In one recording, a specific place and date unknown, bin Laden recalls his days in the Afghan mountains as Soviet bombs made martyrs of the jihadi fighters.
He described in gory detail the carnage in those mountains. "By the honour that God granted him, the martyr does not feel pain," bin Laden says, according to Miller's translation.
The audio cassettes were first acquired by CNN as part of a haul of items taken from bin Laden's Kandahar home, after the Taliban fled the city on December 7, 2001. CNN offered the tapes to the FBI, but the agency declined to take possession, according to UC Davis officials.
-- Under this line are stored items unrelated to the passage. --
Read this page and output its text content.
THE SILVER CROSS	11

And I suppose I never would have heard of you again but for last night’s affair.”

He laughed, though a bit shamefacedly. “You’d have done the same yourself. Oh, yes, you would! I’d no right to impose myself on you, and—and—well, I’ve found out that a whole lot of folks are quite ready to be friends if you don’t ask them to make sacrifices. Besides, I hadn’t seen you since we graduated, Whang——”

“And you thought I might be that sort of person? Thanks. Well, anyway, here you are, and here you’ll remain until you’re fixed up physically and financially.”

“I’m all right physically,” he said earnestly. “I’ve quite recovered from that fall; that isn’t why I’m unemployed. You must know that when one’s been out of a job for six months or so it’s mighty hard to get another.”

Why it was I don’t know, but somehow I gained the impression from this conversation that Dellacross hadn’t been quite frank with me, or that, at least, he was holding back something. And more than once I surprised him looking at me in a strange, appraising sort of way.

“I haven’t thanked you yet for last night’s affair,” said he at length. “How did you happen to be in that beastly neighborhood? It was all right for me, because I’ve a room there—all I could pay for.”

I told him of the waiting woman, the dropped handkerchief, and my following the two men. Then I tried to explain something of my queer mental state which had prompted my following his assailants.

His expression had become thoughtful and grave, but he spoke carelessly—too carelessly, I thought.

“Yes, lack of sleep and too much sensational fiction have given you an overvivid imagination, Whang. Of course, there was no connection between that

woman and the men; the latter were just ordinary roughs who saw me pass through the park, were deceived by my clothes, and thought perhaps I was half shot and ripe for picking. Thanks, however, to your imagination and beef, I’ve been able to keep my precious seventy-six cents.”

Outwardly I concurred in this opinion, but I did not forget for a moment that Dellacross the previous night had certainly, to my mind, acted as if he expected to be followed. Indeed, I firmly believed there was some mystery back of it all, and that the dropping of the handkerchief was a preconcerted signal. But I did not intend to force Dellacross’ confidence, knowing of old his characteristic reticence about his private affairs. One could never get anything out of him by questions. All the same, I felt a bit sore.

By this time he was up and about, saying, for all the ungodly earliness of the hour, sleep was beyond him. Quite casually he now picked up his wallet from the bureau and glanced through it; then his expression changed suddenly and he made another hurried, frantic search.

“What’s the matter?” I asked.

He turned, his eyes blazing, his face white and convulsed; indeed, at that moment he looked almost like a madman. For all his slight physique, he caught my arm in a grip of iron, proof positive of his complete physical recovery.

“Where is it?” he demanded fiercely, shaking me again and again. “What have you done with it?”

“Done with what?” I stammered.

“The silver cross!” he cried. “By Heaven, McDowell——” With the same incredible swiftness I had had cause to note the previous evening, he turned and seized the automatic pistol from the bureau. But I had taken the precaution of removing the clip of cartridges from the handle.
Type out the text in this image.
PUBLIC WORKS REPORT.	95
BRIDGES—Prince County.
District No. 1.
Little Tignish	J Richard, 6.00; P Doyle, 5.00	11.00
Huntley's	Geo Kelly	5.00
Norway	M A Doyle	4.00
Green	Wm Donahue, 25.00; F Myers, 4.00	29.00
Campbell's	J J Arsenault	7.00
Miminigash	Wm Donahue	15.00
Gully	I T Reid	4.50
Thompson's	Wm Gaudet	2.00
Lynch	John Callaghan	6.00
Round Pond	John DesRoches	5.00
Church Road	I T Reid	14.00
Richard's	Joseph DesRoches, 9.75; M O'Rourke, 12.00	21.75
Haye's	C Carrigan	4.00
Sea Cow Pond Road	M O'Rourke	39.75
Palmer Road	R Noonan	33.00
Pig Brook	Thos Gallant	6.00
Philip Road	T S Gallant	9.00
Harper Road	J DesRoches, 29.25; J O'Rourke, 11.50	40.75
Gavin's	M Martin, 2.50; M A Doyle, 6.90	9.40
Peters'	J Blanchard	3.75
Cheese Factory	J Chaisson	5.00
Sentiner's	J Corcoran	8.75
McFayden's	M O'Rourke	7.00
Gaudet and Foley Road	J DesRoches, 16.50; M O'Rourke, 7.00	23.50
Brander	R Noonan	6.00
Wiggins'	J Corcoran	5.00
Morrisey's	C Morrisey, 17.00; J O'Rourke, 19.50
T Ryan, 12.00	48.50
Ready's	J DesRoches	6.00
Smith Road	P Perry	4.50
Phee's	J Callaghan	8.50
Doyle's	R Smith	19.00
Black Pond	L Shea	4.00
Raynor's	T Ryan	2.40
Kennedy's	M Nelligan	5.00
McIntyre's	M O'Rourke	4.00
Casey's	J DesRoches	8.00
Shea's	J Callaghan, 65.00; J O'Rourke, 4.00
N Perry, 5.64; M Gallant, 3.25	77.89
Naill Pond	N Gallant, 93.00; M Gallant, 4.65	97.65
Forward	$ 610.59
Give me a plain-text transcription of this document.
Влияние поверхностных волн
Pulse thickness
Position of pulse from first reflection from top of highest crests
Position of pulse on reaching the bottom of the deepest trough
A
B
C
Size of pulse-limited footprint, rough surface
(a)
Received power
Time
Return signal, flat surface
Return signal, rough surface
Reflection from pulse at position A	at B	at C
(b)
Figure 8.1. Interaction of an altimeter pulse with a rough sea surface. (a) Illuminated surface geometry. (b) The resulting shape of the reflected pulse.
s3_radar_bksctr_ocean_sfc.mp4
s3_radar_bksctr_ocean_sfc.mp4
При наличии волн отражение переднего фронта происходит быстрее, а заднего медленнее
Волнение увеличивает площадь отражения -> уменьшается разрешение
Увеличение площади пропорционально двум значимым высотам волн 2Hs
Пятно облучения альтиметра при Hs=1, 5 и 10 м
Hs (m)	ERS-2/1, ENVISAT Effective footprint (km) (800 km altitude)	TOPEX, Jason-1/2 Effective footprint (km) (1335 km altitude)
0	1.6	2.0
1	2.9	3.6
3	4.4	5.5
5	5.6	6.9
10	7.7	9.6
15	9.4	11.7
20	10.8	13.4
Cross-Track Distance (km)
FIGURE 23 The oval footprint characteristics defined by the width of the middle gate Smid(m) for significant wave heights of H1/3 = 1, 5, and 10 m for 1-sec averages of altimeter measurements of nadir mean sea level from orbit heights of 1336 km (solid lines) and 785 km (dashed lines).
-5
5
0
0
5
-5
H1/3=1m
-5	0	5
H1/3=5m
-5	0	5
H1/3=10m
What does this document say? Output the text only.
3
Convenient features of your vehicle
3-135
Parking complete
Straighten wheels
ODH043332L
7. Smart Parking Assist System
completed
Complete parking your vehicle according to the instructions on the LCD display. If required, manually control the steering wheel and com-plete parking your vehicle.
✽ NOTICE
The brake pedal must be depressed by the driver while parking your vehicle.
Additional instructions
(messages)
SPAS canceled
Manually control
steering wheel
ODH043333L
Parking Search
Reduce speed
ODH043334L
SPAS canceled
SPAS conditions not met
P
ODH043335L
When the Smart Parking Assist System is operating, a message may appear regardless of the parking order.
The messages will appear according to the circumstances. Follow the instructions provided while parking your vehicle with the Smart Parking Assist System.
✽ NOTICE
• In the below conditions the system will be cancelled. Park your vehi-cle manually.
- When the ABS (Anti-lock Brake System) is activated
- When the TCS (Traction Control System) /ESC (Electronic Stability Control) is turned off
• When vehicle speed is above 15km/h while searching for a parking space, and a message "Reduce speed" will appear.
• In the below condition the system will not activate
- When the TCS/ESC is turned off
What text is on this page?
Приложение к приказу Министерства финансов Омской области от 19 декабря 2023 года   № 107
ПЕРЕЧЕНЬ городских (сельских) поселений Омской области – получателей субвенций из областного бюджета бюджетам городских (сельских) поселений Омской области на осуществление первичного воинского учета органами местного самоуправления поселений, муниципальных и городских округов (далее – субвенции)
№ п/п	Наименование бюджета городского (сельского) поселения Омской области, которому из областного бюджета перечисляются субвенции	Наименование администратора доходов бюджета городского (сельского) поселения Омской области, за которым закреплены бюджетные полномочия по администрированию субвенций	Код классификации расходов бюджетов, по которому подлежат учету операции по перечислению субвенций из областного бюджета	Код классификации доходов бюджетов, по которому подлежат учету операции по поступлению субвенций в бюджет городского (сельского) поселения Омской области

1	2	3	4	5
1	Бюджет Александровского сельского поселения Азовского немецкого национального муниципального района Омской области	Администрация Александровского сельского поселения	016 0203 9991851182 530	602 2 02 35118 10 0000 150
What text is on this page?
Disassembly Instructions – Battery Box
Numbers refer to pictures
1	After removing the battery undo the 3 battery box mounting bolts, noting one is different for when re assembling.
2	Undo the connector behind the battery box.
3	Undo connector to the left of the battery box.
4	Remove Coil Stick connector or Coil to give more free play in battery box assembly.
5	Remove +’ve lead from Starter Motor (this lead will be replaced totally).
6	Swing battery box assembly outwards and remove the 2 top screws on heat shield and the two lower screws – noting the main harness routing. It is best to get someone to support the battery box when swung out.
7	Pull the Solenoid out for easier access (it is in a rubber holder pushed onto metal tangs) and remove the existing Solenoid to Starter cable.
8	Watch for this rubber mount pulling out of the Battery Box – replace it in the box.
The tapes were then handed over to the Williams College Afghan Media Project, located in Williamstown, Massachusetts.
The audio cassettes, some in various stages of deterioration, are now at Yale University, where they are being cleaned, catalogued and digitised - a process that could take years to complete.
Some of the tapes were apparently given to bin Laden as gifts.
Miller was scheduled to lecture about the tapes in Berlin this week. A paper based on Miller's research will appear in the October issue of the journal Language & Communication.
In the end, the insights into bin Laden could add a deeper understanding of the complexities of global terrorism, Miller said.
"There's no doubt he played a part in a number of horrific terroristic attacks," Miller said. The recordings provide an added dimension to bin Laden's role in the wider al-Qaeda movement.
Among those who died during the September 11 attacks were the 19 hijackers who commandeered the four American commercial airplanes - ostensibly to become martyrs.
"We're always trying to teach ourselves better, to get beyond the demonisation, and it's a question of understanding, of using these cassettes and to seek and learn ourselves what we don't know."